This looks pretty good! The positive tweets appear to be from people who have just received their first vaccine or are grateful for the job scientists and healthcare workers are doing, whereas the negative tweets seem to be from people who have suffered adverse reactions to the vaccine. The neutral tweets seem to be more like news, which could explain why it is the most prevelant sentiment; in fact, the vast majority of tweets contain urls:

vax_tweets['has_url'] = np.where(vax_tweets['orig_text'].str.contains('http'), 'yes', 'no')
vax_tweets['has_url'].value_counts(normalize=True).plot.bar(title='Does the tweet contain a url?');

Interestingly, Canada shows up in the negative word cloud, as well as a couple of Canadian cities.
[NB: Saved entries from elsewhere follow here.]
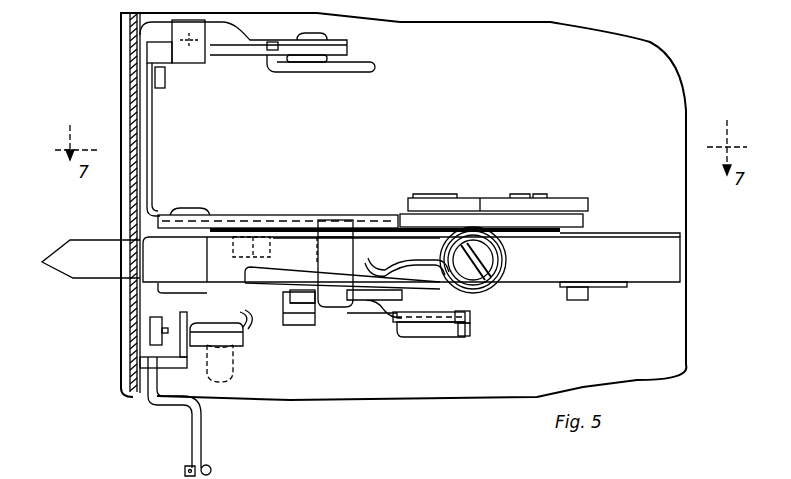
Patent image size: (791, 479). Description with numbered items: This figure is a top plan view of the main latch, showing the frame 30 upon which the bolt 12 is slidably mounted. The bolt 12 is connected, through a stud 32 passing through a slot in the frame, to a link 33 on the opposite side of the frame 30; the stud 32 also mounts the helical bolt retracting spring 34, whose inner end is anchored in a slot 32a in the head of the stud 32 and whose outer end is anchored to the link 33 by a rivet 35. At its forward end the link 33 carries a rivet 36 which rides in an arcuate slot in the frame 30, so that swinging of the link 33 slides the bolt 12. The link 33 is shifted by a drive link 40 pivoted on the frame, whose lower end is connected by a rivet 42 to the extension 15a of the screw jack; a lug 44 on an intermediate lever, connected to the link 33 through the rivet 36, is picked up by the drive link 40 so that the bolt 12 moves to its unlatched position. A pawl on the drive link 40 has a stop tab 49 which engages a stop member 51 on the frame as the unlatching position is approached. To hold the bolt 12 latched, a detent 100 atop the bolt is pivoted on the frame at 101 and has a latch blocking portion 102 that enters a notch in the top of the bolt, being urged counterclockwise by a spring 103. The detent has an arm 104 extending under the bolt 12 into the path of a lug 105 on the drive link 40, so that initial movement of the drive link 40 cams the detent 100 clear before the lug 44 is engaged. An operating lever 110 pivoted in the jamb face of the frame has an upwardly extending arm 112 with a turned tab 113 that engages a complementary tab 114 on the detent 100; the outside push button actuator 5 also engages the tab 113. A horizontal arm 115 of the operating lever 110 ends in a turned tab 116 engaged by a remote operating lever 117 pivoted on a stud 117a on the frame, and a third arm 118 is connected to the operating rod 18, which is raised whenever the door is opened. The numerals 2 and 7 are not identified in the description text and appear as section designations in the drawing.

The housing wall 2 is at (133, 100).
The outside push button actuator 5 is at (225, 382).
The contact blade 7 is at (362, 73).
The bolt 12 is at (100, 268).
The extension of the screw jack device 15a is at (470, 332).
The operating rod 18 is at (210, 466).
The frame 30 is at (368, 233).
The stud 32 is at (543, 194).
The slot 32a is at (521, 194).
The link 33 is at (345, 227).
The bolt retracting spring 34 is at (585, 200).
The rivet 35 is at (437, 194).
The rivet 36 is at (185, 208).
The drive link 40 is at (470, 320).
The rivet 42 is at (430, 337).
The lug 44 is at (293, 310).
The stop tab 49 is at (295, 325).
The stop member 51 is at (578, 300).
The detent 100 is at (290, 248).
The pivot 101 is at (485, 262).
The latch blocking portion 102 is at (255, 237).
The spring 103 is at (490, 285).
The arm 104 is at (322, 220).
The lug 105 is at (360, 313).
The operating lever 110 is at (150, 406).
The arm 112 is at (178, 345).
The turned tab 113 is at (210, 346).
The tab 114 is at (248, 318).
The arm 115 is at (150, 133).
The turned tab 116 is at (155, 50).
The remote operating lever 117 is at (228, 56).
The stud 117a is at (296, 72).
The third arm 118 is at (188, 415).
Looking at a 'naive' word cloud for tweets containing 'Canada' shows us that this appears to be a political/economic issue:

def get_cloud(df, string, c_func):
    string_l = string.lower()
    df[string_l] = np.where(df['text'].str.lower().str.contains(string_l), 1, 0)
    cloud_df = df.copy()[df[string_l]==1]
    doc = flatten_list(cloud_df['words'])
    doc = [x for x in doc if is_acceptable(x)]
    doc = clean_document(doc)
    fig, axes = plt.subplots(figsize=(9,5))
    wordcloud = WordCloud(max_font_size=50, max_words=100, background_color="white").generate(" ".join(doc))
    axes.imshow(wordcloud.recolor(color_func=c_func, random_state=3), interpolation='bilinear')
    axes.set_title("Naive word cloud for tweets Containg '%s'" % (string))
    axes.axis("off")
    plt.show();
    
get_cloud(vax_tweets, 'Canada', red_color_func)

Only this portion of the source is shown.